Fucked up when I’d agreed to be her first kiss.

I’d been in Ballarat visiting the compound with my uncle and Low. Cody, a good mate and son to the big honcho, had pulled me aside and told me his sister had confessed to him that she’d never been kissed but wanted to learn before she started dating so she didn’t look like a fool. He’d told me to kiss her. I did and thought nothing of it.

I didn’t know she’d got feelings.

I didn’t know I’d hurt her every time I’d rocked up to an event with a new girlfriend under my arm.

I didn’t know until her feelings had morphed into annoyance towards me.

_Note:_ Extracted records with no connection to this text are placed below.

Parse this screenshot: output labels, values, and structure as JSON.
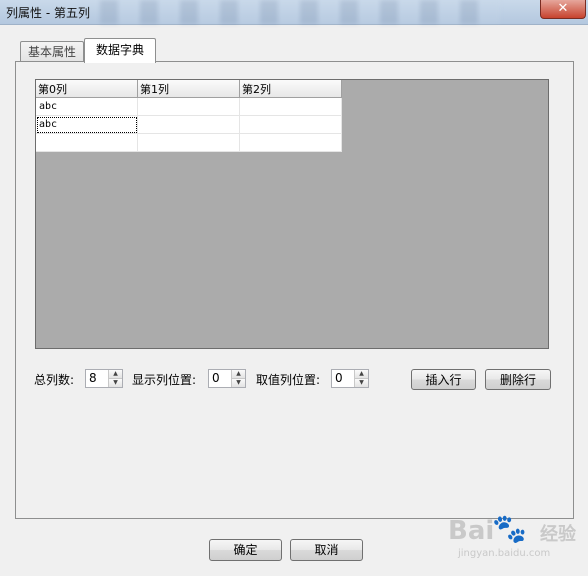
{
  "window": {
    "title": "列属性 - 第五列",
    "close_glyph": "✕"
  },
  "tabs": [
    {
      "label": "基本属性",
      "active": false
    },
    {
      "label": "数据字典",
      "active": true
    }
  ],
  "grid": {
    "columns": [
      "第0列",
      "第1列",
      "第2列"
    ],
    "rows": [
      [
        "abc",
        "",
        ""
      ],
      [
        "abc",
        "",
        ""
      ],
      [
        "",
        "",
        ""
      ]
    ]
  },
  "controls": {
    "total_columns_label": "总列数:",
    "total_columns_value": "8",
    "display_col_label": "显示列位置:",
    "display_col_value": "0",
    "value_col_label": "取值列位置:",
    "value_col_value": "0",
    "insert_row": "插入行",
    "delete_row": "删除行"
  },
  "footer": {
    "ok": "确定",
    "cancel": "取消"
  },
  "watermark": {
    "text": "Bai",
    "mark": "🐾",
    "suffix": "经验",
    "url": "jingyan.baidu.com"
  }
}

There was a chance my ignorance was a good thing, though. At the time, she’d been young. Too young. Shit, at the time, I’d been in my prime teen years, flirting and fucking any girl who paid me attention. I thought with my dick a lot of that time. I hadn’t seen just how much I’d screwed up until my goddamn mind, body, and soul was shocked alive by Maya.

Since then, I’d tried to get her to see me as I was now. I made sure I found her at family gatherings to talk, and every damn time, she made an excuse and slipped away. Nothing worked, not even when I’d winked, smiled, or tried to joke with her.